BEIRUT (AP) — U.N. observers have discovered 13 bound corpses in eastern Syria, many of them apparently shot execution-style, the monitoring mission said Wednesday.
The announcement came days after a massacre in Houla, in the central Homs province, that killed more than 100 people and prompted worldwide condemnation against the regime of President Bashar Assad. The Syrian government denied its troops were behind the killings and blamed “armed terrorists.”
The latest killings apparently happened in Deir el-Zour province. The corpses were found with their hands tied behind their backs, according to a statement by the U.N. mission. Some appeared to have been shot in the head from a short distance.
The head of the U.N. observer team, Maj. Gen. Robert Mood, said he was “deeply disturbed by this appalling and inexcusable act.”
The violence in Syria is spiraling out of control as an uprising against Mr. Assad that began in March 2011 has morphed into an armed insurgency.
In the wake of the Houla massacre, the United States and several other countries expelled Syrian diplomats to protest the killings. Survivors blamed pro-regime gunmen for at least some of the carnage in Houla.
The U.N.’s top human rights body planned to hold a special session Friday to address the massacre. Violence also continued elsewhere unabated. Syrian forces bombarded rebel-held areas in the same province where the Houla killings occurred, although no casualties were immediately reported, activists said.
Damascus earlier said it would conclude its own investigation into the Houla deaths by Wednesday, but it was not clear if the findings would be made public.
Syria’s state-run media on Wednesday denounced the diplomatic expulsions as “unprecedented hysteria.”
The United States, Britain, Canada, Australia, France, Germany, Italy, Spain and Bulgaria ordered top Syrian diplomats to leave on Tuesday.

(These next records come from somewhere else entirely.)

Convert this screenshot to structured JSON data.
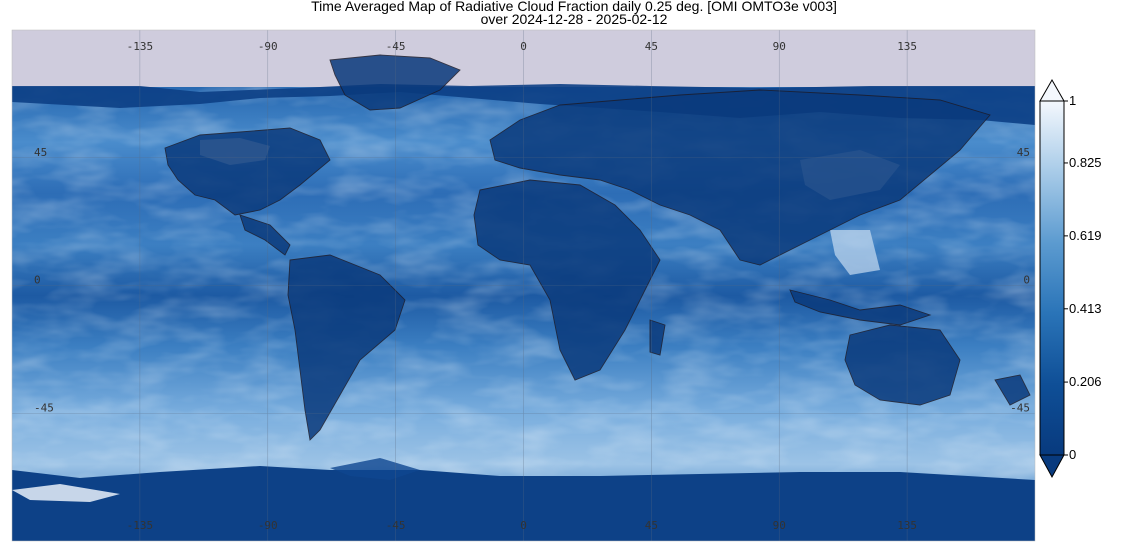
{
  "title": "Time Averaged Map of Radiative Cloud Fraction daily 0.25 deg. [OMI OMTO3e v003]",
  "subtitle": "over 2024-12-28 - 2025-02-12",
  "map": {
    "projection": "equirectangular",
    "lon_range": [
      -180,
      180
    ],
    "lat_range": [
      -90,
      90
    ],
    "no_data_color": "#cfccdd",
    "longitude_ticks": [
      "-135",
      "-90",
      "-45",
      "0",
      "45",
      "90",
      "135"
    ],
    "latitude_ticks": [
      "45",
      "0",
      "-45"
    ]
  },
  "colorbar": {
    "min": 0,
    "max": 1,
    "tick_labels": [
      "1",
      "0.825",
      "0.619",
      "0.413",
      "0.206",
      "0"
    ],
    "color_low": "#0b3f86",
    "color_mid": "#2f7ec0",
    "color_high": "#f4f8fd",
    "extend": "both"
  }
}
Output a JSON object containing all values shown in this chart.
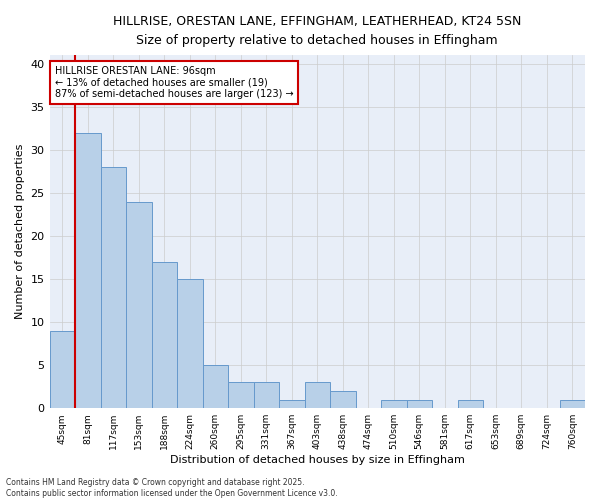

Turkey, Syria’s neighbor and a former close ally, joined the coordinated protest on Wednesday. Turkey has been among the most outspoken critics of the Assad regime. It closed its embassy in Damascus in March and withdrew the ambassador. Its consulate in Aleppo remains open.
The Turkish Foreign Ministry said it had ordered the Syrian charge d’affaires and other diplomats at the Syrian Embassy in Ankara to leave the country within 72 hours. The consulate in Istanbul will remain open for consular duties only.
The Foreign Ministry said it also reduced the number of its personnel in the consulate in Aleppo, Syria, on Wednesday.
Turkish Prime Minister Recep Tayyip Erdogan also said new, unspecified sanctions might be imposed against Syria in the coming days. The world “cannot remain silent in the face of such a situation,” he said.
Japan also ordered the Syrian ambassador in Tokyo to leave the country because of concerns about violence against civilians. Japanese Foreign Minister Koichiro Genba said his country was not, however, breaking off diplomatic ties with Syria.
Syria’s ally, Russia, criticized the diplomatic moves.
“The banishment of Syrian ambassadors from the capitals of leading Western states seems to us to be a counterproductive step,” Russian Foreign Ministry spokesman Alexander Lukashevich said. He said the move closes “important channels” to influence Syria.
Former U.N. Secretary-General Kofi Annan, the U.N.-Arab League special envoy to Syria, met with Mr. Assad on Tuesday in Damascus, the capital, to try to salvage what was left of his peace plan, which, since being brokered six weeks ago, has failed to stop any of the violence on the ground.
The Al-Baath daily, the mouthpiece of Mr. Assad’s Baath Party, said Syria won’t be intimidated by such “violent rhythms” and would remain standing in front of such “ugly, bloody and dramatic shows.” It added that “Syria will not tremble as they think.”
The government’s Al-Thawra newspaper also blasted the Western decision, calling it an “escalation that aims to besiege Annan’s plan and enflame a civil war.”
Tensions have escalated as more information emerges about the May 25 killings in Houla.
The U.N.’s human rights office said most of the 108 victims were shot execution-style at close range, with fewer than 20 people cut down by regime shelling.
U.N. peacekeeping chief Herve Ladsous said there are strong suspicions that pro-Assad fighters were responsible for some of the killings, casting doubt on allegations that “third elements” — or outside forces — were involved, although he did not rule it out.
Meanwhile, activists said Syrian troops shelled restive suburbs of Damascus and rebel-held areas in the central city of Homs on Wednesday.
The Britain-based Syrian Observatory for Human Rights and the Local Coordination Committees said at least five people were killed in the Damascus suburb of Douma. Neither group had details about casualties in Homs, which is the provincial capital of the province that includes Houla.
Associated Press writers Selcan Hacaoglu in Ankara and Albert Aji in Damascus contributed to this report.